# 850 watt PSU overkill for this setup...?



## markm75 (Jan 26, 2007)

I currently have a 600 watt PSU.. was considering going to an 850 watt, i dont have the 4 extra drives, the 8800gtx just yet (using 8600gt and 7600gt right now)...

**Adding soon

CPU.. 2.4 GHZ quad core
RAM: 4GB
USB: 12-13 (maybe 8 simultaneously)
***Video: pcie x16 Geforce 8800GTX 768 MB
Video2: pcie x16 Geforce 8600GT 256MB (non sli)
PCIe x 4: usb card

PCI = usb card
PCI = Video capture

3, 5.25" removable drive bays (sataII drives)

esata: one external
one 3.5" card reader (usb on the one card)
1 Bluray reader

**Adding pcie x8 controller card for, 4 more internal SATAII drives, raid0.


Any thoughts on if this spec means i should shoot for 850 watt? I've looked at the online calculators.. i'm not sure whether its accurate or not.. but i think with the extra 4 harddrives it suggested 660 watts or so.. without the 4 drives, maybe 590 even with the GTX, but i dont think that took into account the 2nd 8600gt...

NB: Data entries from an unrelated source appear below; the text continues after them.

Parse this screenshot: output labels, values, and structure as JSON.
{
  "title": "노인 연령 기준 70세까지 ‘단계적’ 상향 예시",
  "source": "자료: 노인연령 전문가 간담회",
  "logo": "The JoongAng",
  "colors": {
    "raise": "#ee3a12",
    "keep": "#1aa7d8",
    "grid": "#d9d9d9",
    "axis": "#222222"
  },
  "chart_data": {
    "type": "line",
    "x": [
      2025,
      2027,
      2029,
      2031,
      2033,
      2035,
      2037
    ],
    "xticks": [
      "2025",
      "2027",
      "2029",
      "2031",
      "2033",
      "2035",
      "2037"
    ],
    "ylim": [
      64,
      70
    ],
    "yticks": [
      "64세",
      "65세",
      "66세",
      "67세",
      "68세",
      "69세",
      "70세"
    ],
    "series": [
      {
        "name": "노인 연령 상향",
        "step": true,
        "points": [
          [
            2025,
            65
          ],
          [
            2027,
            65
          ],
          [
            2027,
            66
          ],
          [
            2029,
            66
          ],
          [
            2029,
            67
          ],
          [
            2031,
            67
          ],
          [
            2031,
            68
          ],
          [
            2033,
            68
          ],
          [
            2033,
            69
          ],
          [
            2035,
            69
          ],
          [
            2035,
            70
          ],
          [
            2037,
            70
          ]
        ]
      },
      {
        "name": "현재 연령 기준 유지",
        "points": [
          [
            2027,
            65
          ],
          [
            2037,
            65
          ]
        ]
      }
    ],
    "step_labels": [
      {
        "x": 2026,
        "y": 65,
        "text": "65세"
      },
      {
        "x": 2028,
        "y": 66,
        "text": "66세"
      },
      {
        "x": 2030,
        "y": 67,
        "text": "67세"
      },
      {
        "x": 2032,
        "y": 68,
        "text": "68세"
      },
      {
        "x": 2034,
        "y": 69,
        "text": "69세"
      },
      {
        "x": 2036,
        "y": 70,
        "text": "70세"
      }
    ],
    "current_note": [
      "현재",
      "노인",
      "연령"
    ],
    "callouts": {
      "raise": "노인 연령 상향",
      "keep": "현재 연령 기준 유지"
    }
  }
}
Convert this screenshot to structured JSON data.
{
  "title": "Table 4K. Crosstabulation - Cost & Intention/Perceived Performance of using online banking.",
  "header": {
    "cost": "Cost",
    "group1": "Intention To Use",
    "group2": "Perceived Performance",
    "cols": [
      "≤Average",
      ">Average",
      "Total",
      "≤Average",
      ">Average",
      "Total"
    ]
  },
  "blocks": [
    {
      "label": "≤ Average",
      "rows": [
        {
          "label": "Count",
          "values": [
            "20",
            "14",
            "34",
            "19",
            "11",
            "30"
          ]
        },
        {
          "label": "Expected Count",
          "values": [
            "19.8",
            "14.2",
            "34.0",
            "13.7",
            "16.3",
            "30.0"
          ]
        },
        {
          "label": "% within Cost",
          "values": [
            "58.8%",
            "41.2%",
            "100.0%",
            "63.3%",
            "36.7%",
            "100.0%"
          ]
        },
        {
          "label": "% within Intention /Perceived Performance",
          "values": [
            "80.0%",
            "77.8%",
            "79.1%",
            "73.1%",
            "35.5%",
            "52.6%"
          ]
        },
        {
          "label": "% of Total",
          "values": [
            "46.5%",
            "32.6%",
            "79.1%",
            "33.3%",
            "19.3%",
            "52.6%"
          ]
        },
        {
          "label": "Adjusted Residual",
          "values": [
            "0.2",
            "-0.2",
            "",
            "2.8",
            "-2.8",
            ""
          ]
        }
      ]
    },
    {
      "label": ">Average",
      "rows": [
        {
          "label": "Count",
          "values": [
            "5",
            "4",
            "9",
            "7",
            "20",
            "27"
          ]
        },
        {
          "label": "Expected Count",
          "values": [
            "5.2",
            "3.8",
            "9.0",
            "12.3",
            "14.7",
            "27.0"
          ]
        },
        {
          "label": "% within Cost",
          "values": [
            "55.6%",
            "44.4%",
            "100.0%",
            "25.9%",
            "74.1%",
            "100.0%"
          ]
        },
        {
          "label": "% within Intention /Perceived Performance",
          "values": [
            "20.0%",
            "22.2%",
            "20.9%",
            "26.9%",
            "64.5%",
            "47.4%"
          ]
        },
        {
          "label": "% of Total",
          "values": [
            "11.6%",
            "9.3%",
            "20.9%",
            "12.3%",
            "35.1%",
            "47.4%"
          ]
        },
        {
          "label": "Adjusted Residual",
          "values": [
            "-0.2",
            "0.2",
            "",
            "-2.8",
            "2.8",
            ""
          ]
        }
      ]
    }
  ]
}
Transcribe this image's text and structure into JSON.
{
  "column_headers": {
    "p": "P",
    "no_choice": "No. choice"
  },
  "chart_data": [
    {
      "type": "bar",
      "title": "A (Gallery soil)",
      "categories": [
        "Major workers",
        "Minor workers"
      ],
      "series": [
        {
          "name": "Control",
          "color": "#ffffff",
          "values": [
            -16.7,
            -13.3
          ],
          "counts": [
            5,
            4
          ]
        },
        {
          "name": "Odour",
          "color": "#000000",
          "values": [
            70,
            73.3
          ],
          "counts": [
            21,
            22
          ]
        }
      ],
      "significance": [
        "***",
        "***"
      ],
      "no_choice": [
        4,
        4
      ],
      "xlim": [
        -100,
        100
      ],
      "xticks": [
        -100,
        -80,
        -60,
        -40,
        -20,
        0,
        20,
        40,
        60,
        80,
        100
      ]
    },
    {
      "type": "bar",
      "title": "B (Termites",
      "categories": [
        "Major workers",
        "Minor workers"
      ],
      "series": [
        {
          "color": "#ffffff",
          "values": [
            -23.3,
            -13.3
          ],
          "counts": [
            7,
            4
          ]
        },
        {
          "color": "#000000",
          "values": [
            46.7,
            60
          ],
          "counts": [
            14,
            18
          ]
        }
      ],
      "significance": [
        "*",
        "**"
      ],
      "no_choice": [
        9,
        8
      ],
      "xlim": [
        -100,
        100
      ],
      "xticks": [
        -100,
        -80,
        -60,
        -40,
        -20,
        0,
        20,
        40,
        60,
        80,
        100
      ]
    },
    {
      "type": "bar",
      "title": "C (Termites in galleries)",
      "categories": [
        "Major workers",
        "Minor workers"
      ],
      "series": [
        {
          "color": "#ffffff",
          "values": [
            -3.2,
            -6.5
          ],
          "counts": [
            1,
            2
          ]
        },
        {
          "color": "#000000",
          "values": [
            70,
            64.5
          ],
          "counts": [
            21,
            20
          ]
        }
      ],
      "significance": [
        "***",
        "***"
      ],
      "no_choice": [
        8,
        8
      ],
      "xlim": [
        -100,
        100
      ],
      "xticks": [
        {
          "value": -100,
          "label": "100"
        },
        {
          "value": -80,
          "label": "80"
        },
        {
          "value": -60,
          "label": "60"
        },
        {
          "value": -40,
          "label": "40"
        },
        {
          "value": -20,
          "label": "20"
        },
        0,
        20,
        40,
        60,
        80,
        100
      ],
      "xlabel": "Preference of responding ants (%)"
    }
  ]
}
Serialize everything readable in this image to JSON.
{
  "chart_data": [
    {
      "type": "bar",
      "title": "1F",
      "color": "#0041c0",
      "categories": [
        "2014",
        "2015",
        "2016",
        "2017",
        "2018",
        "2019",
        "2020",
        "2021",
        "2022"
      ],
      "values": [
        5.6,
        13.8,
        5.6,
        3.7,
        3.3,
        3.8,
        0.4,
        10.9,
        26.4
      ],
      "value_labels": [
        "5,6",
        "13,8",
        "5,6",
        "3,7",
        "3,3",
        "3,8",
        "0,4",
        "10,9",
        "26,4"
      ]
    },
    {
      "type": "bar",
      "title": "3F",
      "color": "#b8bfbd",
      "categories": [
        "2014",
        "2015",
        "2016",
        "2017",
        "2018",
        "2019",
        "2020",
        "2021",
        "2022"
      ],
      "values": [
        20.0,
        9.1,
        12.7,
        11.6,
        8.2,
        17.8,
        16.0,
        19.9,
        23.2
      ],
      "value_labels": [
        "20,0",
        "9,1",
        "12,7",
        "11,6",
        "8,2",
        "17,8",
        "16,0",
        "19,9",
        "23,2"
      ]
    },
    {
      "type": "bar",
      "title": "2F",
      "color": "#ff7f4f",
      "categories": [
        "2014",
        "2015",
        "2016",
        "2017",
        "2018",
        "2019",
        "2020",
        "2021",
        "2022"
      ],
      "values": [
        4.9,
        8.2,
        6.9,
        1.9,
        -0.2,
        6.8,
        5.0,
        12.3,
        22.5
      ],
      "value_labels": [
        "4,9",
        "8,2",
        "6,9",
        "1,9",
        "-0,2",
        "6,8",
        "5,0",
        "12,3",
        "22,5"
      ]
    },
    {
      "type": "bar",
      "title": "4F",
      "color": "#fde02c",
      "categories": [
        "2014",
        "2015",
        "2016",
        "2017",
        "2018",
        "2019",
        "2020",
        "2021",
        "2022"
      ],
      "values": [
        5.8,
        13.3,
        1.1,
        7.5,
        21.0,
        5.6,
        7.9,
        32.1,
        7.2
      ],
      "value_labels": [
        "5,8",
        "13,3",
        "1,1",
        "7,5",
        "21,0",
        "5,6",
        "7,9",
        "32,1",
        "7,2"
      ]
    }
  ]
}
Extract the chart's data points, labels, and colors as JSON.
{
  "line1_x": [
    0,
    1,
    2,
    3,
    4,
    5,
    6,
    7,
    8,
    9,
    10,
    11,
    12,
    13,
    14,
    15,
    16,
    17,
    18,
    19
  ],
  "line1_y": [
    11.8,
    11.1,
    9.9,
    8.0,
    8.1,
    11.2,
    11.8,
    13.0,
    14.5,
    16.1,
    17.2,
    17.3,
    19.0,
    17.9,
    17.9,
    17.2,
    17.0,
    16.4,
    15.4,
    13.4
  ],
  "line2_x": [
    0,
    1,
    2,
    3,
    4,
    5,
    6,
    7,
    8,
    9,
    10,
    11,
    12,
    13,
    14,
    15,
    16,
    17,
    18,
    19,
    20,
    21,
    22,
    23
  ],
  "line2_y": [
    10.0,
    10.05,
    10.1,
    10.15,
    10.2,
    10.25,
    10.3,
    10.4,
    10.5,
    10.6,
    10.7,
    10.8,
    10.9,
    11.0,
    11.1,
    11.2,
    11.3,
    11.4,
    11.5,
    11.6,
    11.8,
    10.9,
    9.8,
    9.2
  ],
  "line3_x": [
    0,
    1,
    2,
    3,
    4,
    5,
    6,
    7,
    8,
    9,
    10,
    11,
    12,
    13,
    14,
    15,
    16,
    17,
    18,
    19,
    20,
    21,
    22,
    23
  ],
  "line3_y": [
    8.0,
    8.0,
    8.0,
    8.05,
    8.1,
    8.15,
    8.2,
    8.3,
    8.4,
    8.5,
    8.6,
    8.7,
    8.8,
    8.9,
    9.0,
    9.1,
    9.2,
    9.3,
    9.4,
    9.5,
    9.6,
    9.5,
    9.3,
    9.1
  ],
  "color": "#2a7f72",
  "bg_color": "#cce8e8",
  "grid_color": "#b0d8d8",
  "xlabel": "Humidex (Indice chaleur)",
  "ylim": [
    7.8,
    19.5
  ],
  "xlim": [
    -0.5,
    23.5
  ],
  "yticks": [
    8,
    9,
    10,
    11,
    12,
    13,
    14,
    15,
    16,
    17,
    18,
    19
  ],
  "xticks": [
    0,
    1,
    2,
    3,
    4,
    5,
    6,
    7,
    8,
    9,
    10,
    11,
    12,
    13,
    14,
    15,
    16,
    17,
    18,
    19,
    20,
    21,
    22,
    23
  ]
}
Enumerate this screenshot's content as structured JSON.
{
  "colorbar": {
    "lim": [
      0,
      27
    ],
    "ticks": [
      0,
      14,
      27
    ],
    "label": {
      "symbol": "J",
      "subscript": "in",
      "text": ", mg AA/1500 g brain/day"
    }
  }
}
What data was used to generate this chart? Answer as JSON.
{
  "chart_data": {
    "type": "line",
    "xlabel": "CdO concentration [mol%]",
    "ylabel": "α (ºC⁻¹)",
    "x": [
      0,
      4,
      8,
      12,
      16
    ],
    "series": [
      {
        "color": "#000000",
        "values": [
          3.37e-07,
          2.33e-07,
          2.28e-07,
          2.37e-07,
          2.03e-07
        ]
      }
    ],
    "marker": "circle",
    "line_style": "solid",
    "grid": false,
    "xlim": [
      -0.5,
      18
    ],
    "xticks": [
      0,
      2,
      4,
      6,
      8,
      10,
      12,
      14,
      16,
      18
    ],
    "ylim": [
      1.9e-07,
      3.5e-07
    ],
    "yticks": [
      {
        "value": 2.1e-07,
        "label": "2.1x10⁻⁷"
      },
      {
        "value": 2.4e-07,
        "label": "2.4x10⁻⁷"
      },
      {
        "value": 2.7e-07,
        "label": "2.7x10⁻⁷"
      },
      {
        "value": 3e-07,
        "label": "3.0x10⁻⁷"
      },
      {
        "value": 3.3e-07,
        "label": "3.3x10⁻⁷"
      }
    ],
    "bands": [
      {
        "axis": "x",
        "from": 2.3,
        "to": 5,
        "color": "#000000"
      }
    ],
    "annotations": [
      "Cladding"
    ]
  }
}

I'm guessing 850 may be over kill even with the 4 drives and gtx? Perhaps 700 is a better bet, but if i ever decide to go sli, the 850 is a must i'm sure?

As an aside.. i was considering this unit.. as its the cheapest i've 
found at $129 : 

http://www.svc.com/rs-850-emba.html COOLER MASTER RS-850-EMBA 

The 
reviews seem solid enough 


Thanks in advance


----------



## 1 g0t 0wn3d (Jan 31, 2007)

you cant go overkill on a psu 

But look at the pc power and cooling 750 watt


----------



## ejewell (Feb 19, 2008)

I've got a 1000 watt ps, pretty much no such thing as overkill, as long as you are willing to part with the cash. To me, the primary thing is quality, and a brand name **usually** will bring that. As for features, well, I"m not much into the whole UV/Neon thing since my box sits in a desk and I usually HOST the LAN parties (it never moves). ;-) I like the modular PS's myself, it jusat helps to keep the cabling neat. Good luck.


----------